Acabou o limbo. O setor já tem novamente uma porta para bater, com a publicação, nesta sexta-feira (06/04) de decreto de estrutura regimental que concretiza a recriação da Secretaria Especial de Aquicultura e Pesca (Seap) dentro da Secretaria-Geral da Presidência da República (PR). (Acesse aqui o documento na íntegra)

Além de transferir a Seap definitivamente para a secretaria-geral da PR, o Decreto º 9.330 remaneja cargos em comissão e funções de confiança, substitui cargos superiores em comissão por funções comissionadas do Poder Executivo. O atual secretário, Dayvson Franklin de Souza, permanecerá no cargo e comandará a nova fase da Seap.

“O decreto não resolve todos os problemas, mas se não saísse não teríamos como avançar. Ele mantém o setor unido, pesca e aquicultura e todas as suas vertentes dentro de uma mesma pasta”, diz o secretário, respondendo indiretamente às iniciativas apoiadas por parte do setor produtivo para separar as atividades de pesca e aquicultura no governo federal.

De acordo com Souza, um dos principais ganhos da nova estrutura é autonomia para executar um orçamento próprio de R$ 93 milhões. O orçamento anterior aprovado havia sido de R$ 42 milhões, considerado insuficiente para dar conta das inúmeras demandas do setor. “Agora teremos uma estrutura administrativa que nos permitirá resolver um passivo muito grande acumulado nos últimos anos.” Entre os principais, ele cita o destravamento das cessões de águas da União, regularização de pescadores artesanais, industriais e embarcações, maior interlocução com o Ministério da Agricultura (Mapa) e com o Ministério do Meio Ambiente (MMA).

Em plena expansão de exportações de camarão equatoriano ao Brasil, um ponto central do novo decreto é como será a responsabilidade da nova Seap em relação a questões de sanidade. De acordo com Souza, a Análise de Risco de Importação (ARI) vai ficar com a nova secretaria, como previsto nos artigos 44-A, inciso V e 44-G, inciso XI, do novo decreto.

A mudança foi muito comemorada e considerada uma conquista da Associação Brasileira dos Criadores de Camarão (ABCC), cujo apoio à recriação da Seap sempre foi condicionado à internalização da ARI e o consequente esvaziamento da responsabilidade do Mapa sobre a matéria. “Após intensa articulação da ABCC junto ao Congresso Nacional, sob a liderança de Itamar Rocha [ex-presidente], conseguiu-se convencer os Deados e Senadores a transferir a Seap para a Presidência da República, onde adquiriu status de Ministério.”

Direção da Abipesca junto a Dayvson Souza: maior parte das entidades apoia a recriação da Seap na PR

Direção da Abipesca junto a Dayvson Souza: maior parte das entidades apoia a recriação da Seap na PR

Outra entidade que apoiou desde o início a recriação da Seap nestes termos foi a Associação Brasileira da Indústria de Pescado (Abipesca), que também reivindica a publicação do decreto como conquista própria. “Aliada e incentivadora desde sempre da atual gestão, a Abipesca comemora a ratificação da Seap e se mostra na vanguarda do setor”, diz o presidente, Eduardo Lobo, que também acumula a presidência da Câmara Setorial da Produção e Indústria do Pescado dentro do Mapa.
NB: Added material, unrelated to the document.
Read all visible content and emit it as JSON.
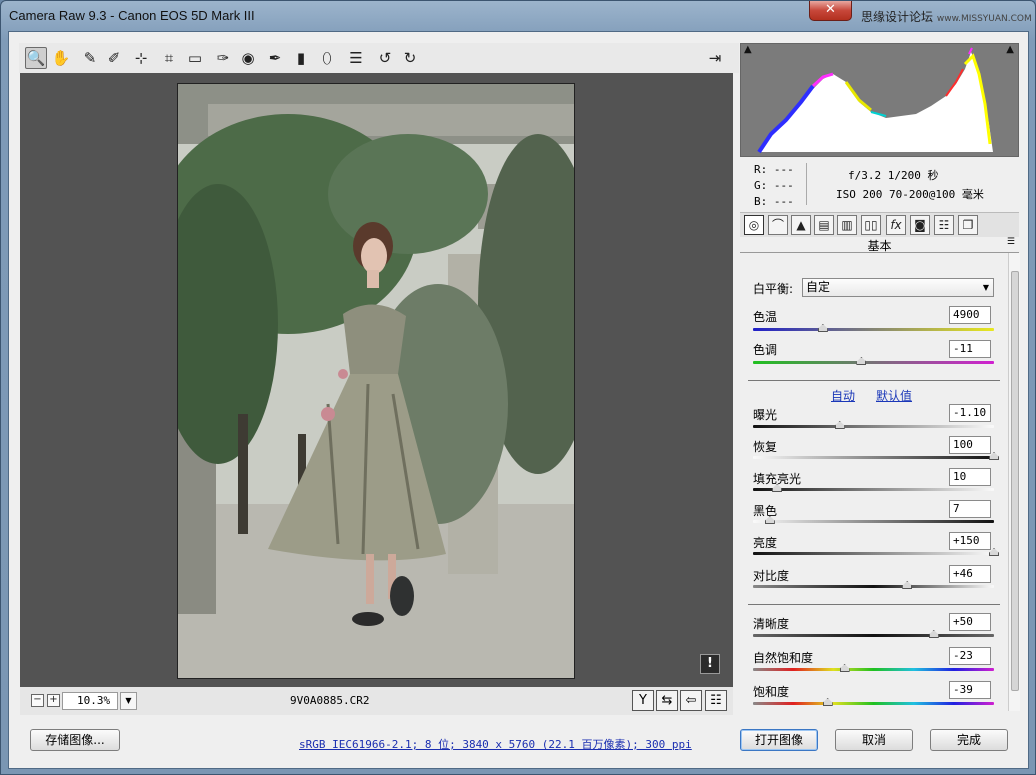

Lobo garante que haverá grande interlocução da Câmara com a Seap, embora esta esteja sediada no Mapa e houvesse interpretação de parte do setor de que ela havia sido criada para cobrir o buraco institucional deixado após a extinção do MPA. “A câmara não foi criada para solucionar limbo, mas para solucionar os problemas que o setor industrial tem junto ao Mapa (Dipoa e SIF).”

Jorge Neves, presidente do Sindicato dos Armadores e Indústrias de Pesca de Itajaí e Região (Sindipi), também ecoou o otimismo com o decreto. “Finalmente saiu. Agora temos um secretário com caneta e bastante tinta na mão. Temos bastante trabalho pela frente e não há mais desculpas.”

O tom de cobrança já começou. “Chegou a hora de trabalhar bastante porque os anos perdidos já não podem mais ser recuperados”, ressaltou Neves, acrescentando a necessidade de contratação de corpo técnico com conhecimento das necessidades do segmento. “Parabenizamos o governo, mas torcemos para que este pessoal faça a gestão que nós merecemos”, acrescentou Lobo.

Associação Brasileira da Piscicultura (PeixeBR) tinha o entendimento de que a separação entre pesca e aquicultura era necessária para distinguir o fomento à produção e à indústria da assistência aos pescadores. Ainda assim, o presidente-executivo da Peixe, Francisco Medeiros, ressaltou a importância do decreto. “Esperamos que com essa estruturação da Seap ela possa definitivamente começar a trabalhar e executar as funções que lhe cabe por força de lei.”

Souza disse estar ciente do cenário que vai enfrentar, mas procura demonstrar serenidade. “Com ajuda da estrutura da PR, bem como todos que participaram deste processo, que consigamos esta vitória de dar o respeito e a dignidade deste setor tão forte, de pessoas tão trabalhadoras e resilientes. É um produto grandioso que temos e o governo não poderia ficar aquém destas expectativas.”

Leia aqui o decreto na íntegra.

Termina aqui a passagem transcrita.